According to an NCAA student athlete study, the number of student-athletes reporting mental health concerns is 1.5 to two times higher than before the COVID-19 pandemic.
That’s why the Southland Conference and Thrive Global partnered last year to promote student-athlete mental health. As the NCAA’s first athletic conference to partner with Thrive Global, the SLC and Commissioner Chris Grant are on the front lines of the student-athlete experience. Thrive’s science-backed approach to behavior change is uniquely positioned to meet busy, ambitious student-athletes where they are, with a technology platform that adapts to the specific needs of each individual.
And as we honor World Mental Health Day, there’s no better time to put the spotlight on student-athlete mental health. I took advantage of Thrive’s paid time off benefit to volunteer at this year’s Southland Basketball Media Day to deepen the conversation about how student-athletes can prioritize their mental health in ways that improve not only their athletic performance, but every aspect of their lives. We don’t need extreme events or natural disasters to spur us to tap into our natural humanity. For me, giving is about sharing my special skills, talents, and passions.
During my time as a student-athlete, I knew that sleep, rest, and recovery were essential for peak performance, but the demands of managing a challenging academic schedule with the intense training, competition, and travel commitments of volleyball made it feel impossible to prioritize. The lack of downtime and the expectation to perform in the classroom and on the court led to exhaustion and burnout. I wish I knew then what I know now – that it’s not lofty New Year’s Resolutions, but rather small, incremental, science-backed actions called Microsteps that will have immediate and long-lasting benefits.
Inspired by NBA and Sleep Champion Andre Igudola, these Microsteps were adopted by Southland student-athletes to prioritize sleep and find moments to reset and recharge:
Every day, say no to one thing that gets in the way of your sleep.
For example, doom-scrolling the news, binge-watching a show, or losing yourself in social media. This can give you back the time to get in a quick nap or to get a little more sleep at night.
When you wake up, don’t start your day by looking at your phone.
Instead of scrolling through email or social media, take at least one minute to breathe and set your intentions for the day.
Set an alarm for 30 minutes before your bedtime.

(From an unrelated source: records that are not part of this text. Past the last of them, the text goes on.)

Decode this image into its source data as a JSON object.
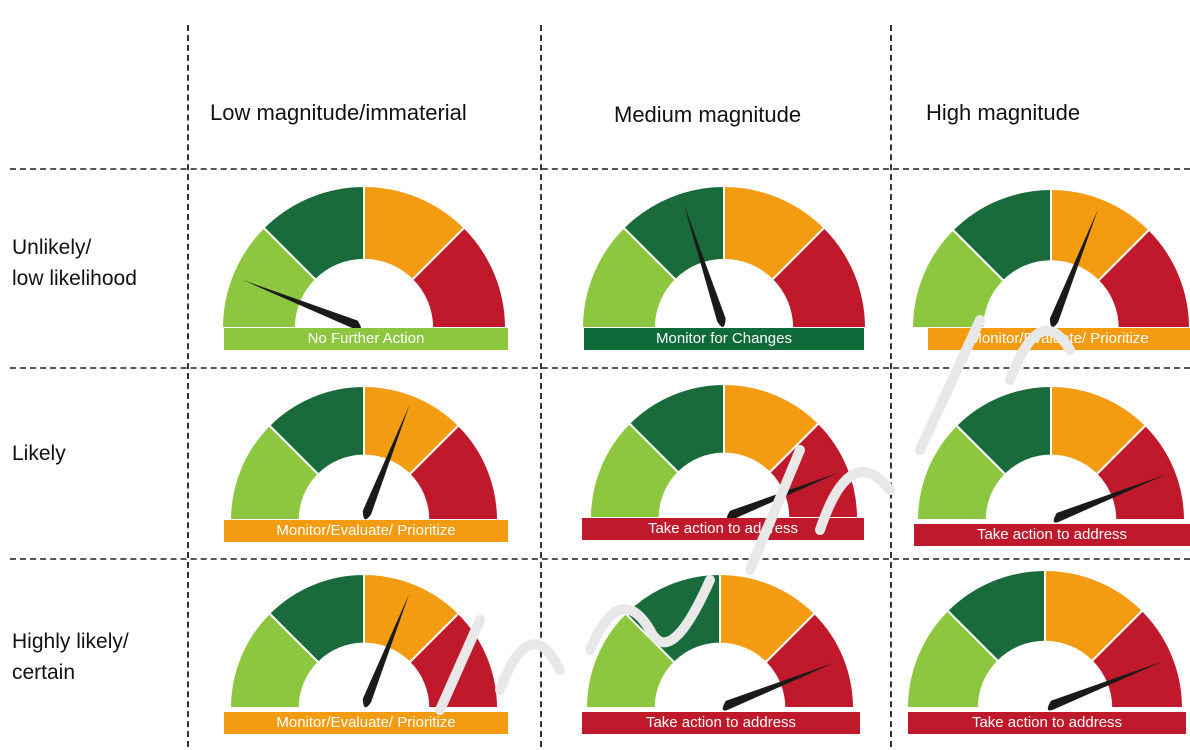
{
  "colors": {
    "low": "#8dc63f",
    "lowmed": "#1a6b3c",
    "medhigh": "#f39c12",
    "high": "#c0192b",
    "needle": "#1a1a1a",
    "grid": "#333333",
    "band_green_light": "#8dc63f",
    "band_green_dark": "#0f6b3a",
    "band_orange": "#f39c12",
    "band_red": "#c0192b"
  },
  "columns": [
    {
      "label": "Low magnitude/immaterial"
    },
    {
      "label": "Medium magnitude"
    },
    {
      "label": "High magnitude"
    }
  ],
  "rows": [
    {
      "label_lines": [
        "Unlikely/",
        "low likelihood"
      ]
    },
    {
      "label_lines": [
        "Likely"
      ]
    },
    {
      "label_lines": [
        "Highly likely/",
        "certain"
      ]
    }
  ],
  "gauges": [
    {
      "row": 0,
      "col": 0,
      "band_label": "No Further Action",
      "band_color": "band_green_light",
      "needle_level": 0.12
    },
    {
      "row": 0,
      "col": 1,
      "band_label": "Monitor for Changes",
      "band_color": "band_green_dark",
      "needle_level": 0.4
    },
    {
      "row": 0,
      "col": 2,
      "band_label": "Monitor/Evaluate/ Prioritize",
      "band_color": "band_orange",
      "needle_level": 0.62
    },
    {
      "row": 1,
      "col": 0,
      "band_label": "Monitor/Evaluate/ Prioritize",
      "band_color": "band_orange",
      "needle_level": 0.62
    },
    {
      "row": 1,
      "col": 1,
      "band_label": "Take action to address",
      "band_color": "band_red",
      "needle_level": 0.88
    },
    {
      "row": 1,
      "col": 2,
      "band_label": "Take action to address",
      "band_color": "band_red",
      "needle_level": 0.88
    },
    {
      "row": 2,
      "col": 0,
      "band_label": "Monitor/Evaluate/ Prioritize",
      "band_color": "band_orange",
      "needle_level": 0.62
    },
    {
      "row": 2,
      "col": 1,
      "band_label": "Take action to address",
      "band_color": "band_red",
      "needle_level": 0.88
    },
    {
      "row": 2,
      "col": 2,
      "band_label": "Take action to address",
      "band_color": "band_red",
      "needle_level": 0.88
    }
  ],
  "watermark_icon": "watermark-text"
}
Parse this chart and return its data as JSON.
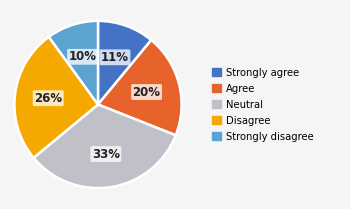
{
  "labels": [
    "Strongly agree",
    "Agree",
    "Neutral",
    "Disagree",
    "Strongly disagree"
  ],
  "values": [
    11,
    20,
    33,
    26,
    10
  ],
  "colors": [
    "#4472C4",
    "#E8622C",
    "#C0C0C8",
    "#F5A800",
    "#5BA3D0"
  ],
  "pct_labels": [
    "11%",
    "20%",
    "33%",
    "26%",
    "10%"
  ],
  "background_color": "#f5f5f5",
  "legend_fontsize": 7.2,
  "pct_fontsize": 8.5,
  "startangle": 90
}
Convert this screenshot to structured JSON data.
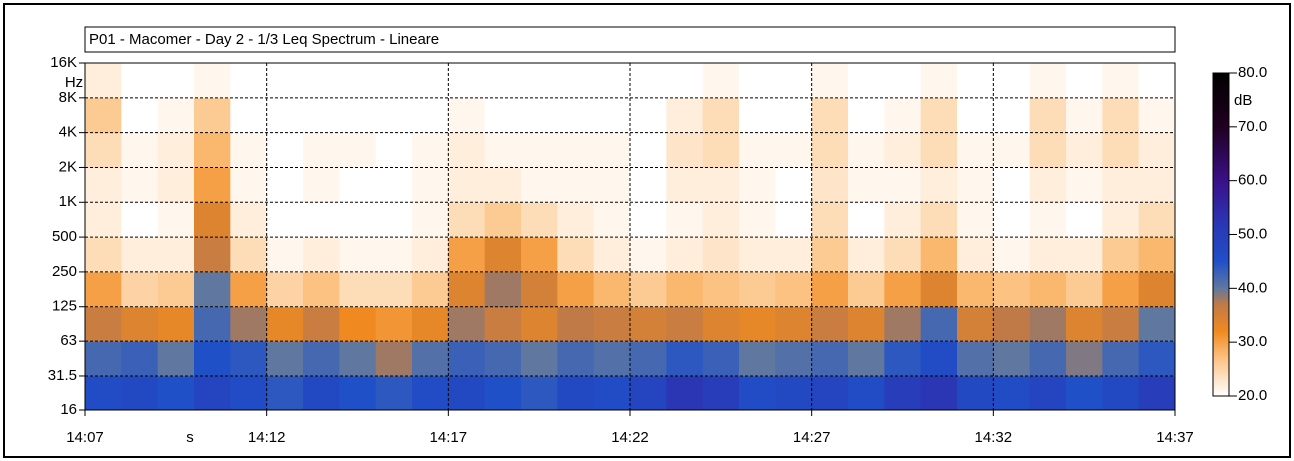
{
  "chart_data": {
    "type": "spectrogram",
    "title": "P01 - Macomer - Day 2 - 1/3 Leq Spectrum - Lineare",
    "y_unit": "Hz",
    "x_unit": "s",
    "colorbar_unit": "dB",
    "xlim": [
      "14:07",
      "14:37"
    ],
    "xticks": [
      "14:07",
      "14:12",
      "14:17",
      "14:22",
      "14:27",
      "14:32",
      "14:37"
    ],
    "ylim": [
      16,
      16000
    ],
    "log_y": true,
    "yticks": [
      16,
      31.5,
      63,
      125,
      250,
      500,
      {
        "value": 1000,
        "label": "1K"
      },
      {
        "value": 2000,
        "label": "2K"
      },
      {
        "value": 4000,
        "label": "4K"
      },
      {
        "value": 8000,
        "label": "8K"
      },
      {
        "value": 16000,
        "label": "16K"
      }
    ],
    "grid": true,
    "zlim": [
      20,
      80
    ],
    "zticks": [
      {
        "value": 20,
        "label": "20.0"
      },
      {
        "value": 30,
        "label": "30.0"
      },
      {
        "value": 40,
        "label": "40.0"
      },
      {
        "value": 50,
        "label": "50.0"
      },
      {
        "value": 60,
        "label": "60.0"
      },
      {
        "value": 70,
        "label": "70.0"
      },
      {
        "value": 80,
        "label": "80.0"
      }
    ],
    "colorscale": [
      [
        20,
        "#ffffff"
      ],
      [
        27,
        "#fcc282"
      ],
      [
        32,
        "#f08a20"
      ],
      [
        37,
        "#c07a48"
      ],
      [
        40,
        "#6078a0"
      ],
      [
        45,
        "#2050c8"
      ],
      [
        52,
        "#2a36b4"
      ],
      [
        60,
        "#3a1088"
      ],
      [
        70,
        "#200020"
      ],
      [
        80,
        "#000000"
      ]
    ],
    "z": [
      [
        46,
        47,
        45,
        48,
        46,
        44,
        47,
        45,
        44,
        46,
        47,
        45,
        44,
        47,
        46,
        48,
        52,
        50,
        46,
        47,
        48,
        46,
        50,
        52,
        47,
        46,
        48,
        45,
        47,
        50
      ],
      [
        42,
        43,
        40,
        45,
        44,
        40,
        42,
        40,
        38,
        41,
        43,
        42,
        40,
        42,
        41,
        42,
        44,
        43,
        40,
        41,
        42,
        40,
        44,
        46,
        41,
        40,
        42,
        39,
        42,
        44
      ],
      [
        36,
        34,
        33,
        42,
        38,
        33,
        36,
        32,
        31,
        33,
        38,
        36,
        34,
        37,
        36,
        35,
        36,
        34,
        33,
        34,
        36,
        34,
        38,
        42,
        35,
        37,
        38,
        34,
        36,
        40
      ],
      [
        30,
        25,
        26,
        40,
        30,
        25,
        27,
        24,
        24,
        26,
        34,
        38,
        35,
        30,
        28,
        26,
        28,
        27,
        26,
        27,
        30,
        26,
        30,
        34,
        28,
        27,
        28,
        26,
        30,
        34
      ],
      [
        24,
        22,
        22,
        36,
        24,
        21,
        22,
        21,
        21,
        22,
        30,
        34,
        30,
        24,
        22,
        21,
        22,
        23,
        22,
        22,
        26,
        22,
        24,
        28,
        22,
        21,
        22,
        22,
        26,
        28
      ],
      [
        22,
        20,
        21,
        34,
        22,
        20,
        20,
        20,
        20,
        21,
        24,
        26,
        24,
        22,
        21,
        20,
        21,
        22,
        21,
        20,
        24,
        20,
        22,
        24,
        21,
        20,
        21,
        20,
        22,
        24
      ],
      [
        22,
        21,
        22,
        30,
        21,
        20,
        21,
        20,
        20,
        21,
        22,
        22,
        21,
        21,
        21,
        20,
        22,
        22,
        21,
        20,
        23,
        21,
        21,
        22,
        21,
        20,
        22,
        21,
        22,
        22
      ],
      [
        24,
        21,
        22,
        28,
        21,
        20,
        21,
        21,
        20,
        21,
        22,
        21,
        21,
        21,
        21,
        20,
        23,
        24,
        21,
        21,
        24,
        21,
        22,
        24,
        21,
        21,
        24,
        22,
        24,
        22
      ],
      [
        26,
        20,
        21,
        26,
        20,
        20,
        20,
        20,
        20,
        20,
        21,
        20,
        20,
        20,
        20,
        20,
        22,
        24,
        20,
        20,
        24,
        20,
        21,
        24,
        20,
        20,
        24,
        21,
        24,
        21
      ],
      [
        22,
        20,
        20,
        21,
        20,
        20,
        20,
        20,
        20,
        20,
        20,
        20,
        20,
        20,
        20,
        20,
        20,
        21,
        20,
        20,
        21,
        20,
        20,
        21,
        20,
        20,
        21,
        20,
        21,
        20
      ]
    ]
  }
}
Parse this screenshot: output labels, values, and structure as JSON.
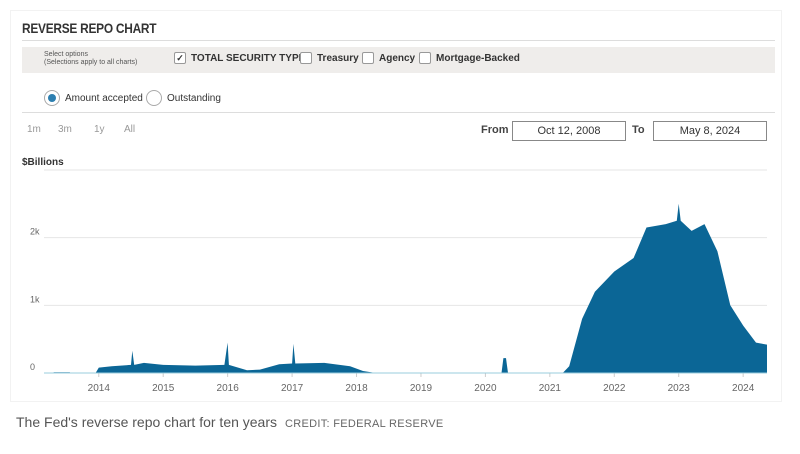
{
  "header": {
    "title": "REVERSE REPO CHART"
  },
  "options": {
    "select_label_1": "Select options",
    "select_label_2": "(Selections apply to all charts)",
    "checkboxes": [
      {
        "label": "TOTAL SECURITY TYPES",
        "checked": true
      },
      {
        "label": "Treasury",
        "checked": false
      },
      {
        "label": "Agency",
        "checked": false
      },
      {
        "label": "Mortgage-Backed",
        "checked": false
      }
    ]
  },
  "radios": [
    {
      "label": "Amount accepted",
      "selected": true
    },
    {
      "label": "Outstanding",
      "selected": false
    }
  ],
  "ranges": [
    "1m",
    "3m",
    "1y",
    "All"
  ],
  "date_range": {
    "from_label": "From",
    "from": "Oct 12, 2008",
    "to_label": "To",
    "to": "May 8, 2024"
  },
  "caption": {
    "text": "The Fed's reverse repo chart for ten years",
    "credit": "CREDIT: FEDERAL RESERVE"
  },
  "chart_data": {
    "type": "area",
    "ylabel": "$Billions",
    "ylim": [
      0,
      3000
    ],
    "xlim": [
      2013.15,
      2024.37
    ],
    "yticks": [
      {
        "v": 0,
        "label": "0"
      },
      {
        "v": 1000,
        "label": "1k"
      },
      {
        "v": 2000,
        "label": "2k"
      }
    ],
    "xticks": [
      2014,
      2015,
      2016,
      2017,
      2018,
      2019,
      2020,
      2021,
      2022,
      2023,
      2024
    ],
    "color": "#0b6696",
    "x": [
      2013.3,
      2013.55,
      2013.56,
      2013.95,
      2014.0,
      2014.2,
      2014.5,
      2014.52,
      2014.55,
      2014.7,
      2015.0,
      2015.5,
      2015.95,
      2016.0,
      2016.02,
      2016.3,
      2016.5,
      2016.8,
      2017.0,
      2017.02,
      2017.05,
      2017.5,
      2017.9,
      2018.1,
      2018.3,
      2018.5,
      2020.25,
      2020.28,
      2020.32,
      2020.35,
      2021.2,
      2021.3,
      2021.5,
      2021.7,
      2022.0,
      2022.3,
      2022.5,
      2022.8,
      2022.97,
      2023.0,
      2023.03,
      2023.2,
      2023.4,
      2023.6,
      2023.8,
      2024.0,
      2024.2,
      2024.37
    ],
    "values": [
      10,
      10,
      0,
      0,
      80,
      100,
      120,
      330,
      120,
      150,
      120,
      110,
      120,
      450,
      120,
      40,
      50,
      130,
      140,
      430,
      140,
      150,
      100,
      30,
      0,
      0,
      0,
      220,
      220,
      0,
      0,
      100,
      800,
      1200,
      1500,
      1700,
      2150,
      2200,
      2250,
      2500,
      2250,
      2100,
      2200,
      1800,
      1000,
      700,
      450,
      420
    ]
  }
}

When you think of sleep as an actual appointment, you’re much more likely to grant it the time it deserves. Setting an alarm reminds you that if you’re going to get to bed on time, you need to start wrapping things up.
Unfollow any social media accounts that make you feel bad or trigger stress.
By being more intentional about who and what shows up on our feeds, we can set ourselves up for a more positive experience.
When you feel overwhelmed, focus on your breathing instead of reaching for your phone.
We often use our phones to distract us from challenging moments, but this can actually leave us more stressed and more disconnected from what matters most.